Riverpoint would swap land on the south edge of its property for the old Trent route, Novak said. The education consortium would convert the old road into parking or landscaping.

Rerouting Trent would cut access to the U.S. Postal Service processing center near Trent and Hamilton.

The Postal Service may move that center to the West Plains. Gonzaga University hopes to buy the 14-acre site and build a $17.5 million law school.

If those plans gel, “it would be highly desirable to have Trent relocated,” said John Clute, dean of the GU law school.

Some businesses that stand in the path of the proposed Trent route include Jensen-Byrd Co., F.O. Berg Co., Peirone Produce, the Nut Factory and Lorien Natural Food.

The project also would eliminate the 10 acres of used light fixtures, bricks, bathtubs and other demolition discards that constitute Brown Building Materials. Owner Ron Brown wonders where he’d find another spot that’s big enough for his business, zoned for a junkyard and convenient for his customers.

“If we have to move to Hillyard or Airway Heights or out to the Valley, our customers might not follow us,” said Brown, whose father started the business in 1959 and moved it to the edge of the river in 1980.

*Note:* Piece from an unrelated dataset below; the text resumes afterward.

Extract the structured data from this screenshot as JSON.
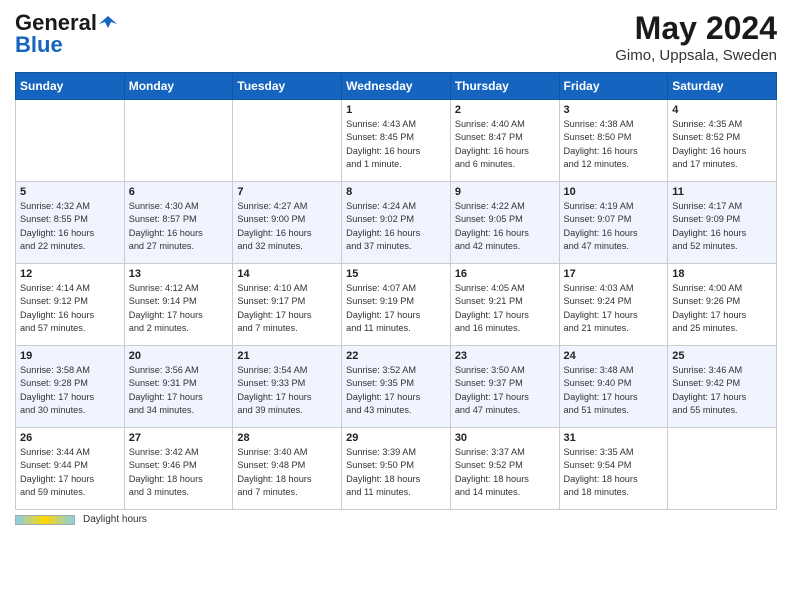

Federal bridge-replacement money normally can’t be used for anything else. State transportation officials say they’re confident the feds will make an exception for the Trent project because it means the bridge never would be a problem again.

But no one knows where they’ll find the additional $7 million.

“Those are things that have to be ironed out,” said Gerry Shrope, capital programs engineer for the city.

The city, DOT, Washington Water Power Co. and the Joint Center for Higher Education together are funding a $300,000 environmental study of the route.

Environmental engineers want to know how much ground contamination was left behind when coal gasification and tar plants closed in the 1940s. The land where those plants stood is in the path of either proposed route.

“We’re pretty sure they didn’t take all their equipment and tar and pack it up into tidy little white sanitized boxes and ship it off,” said Novak.

The study should be done by the end of the year, said Prudente. Assuming the state decides to move the road - a decision is at least two years off - and can find money for the project, construction could begin in 2001.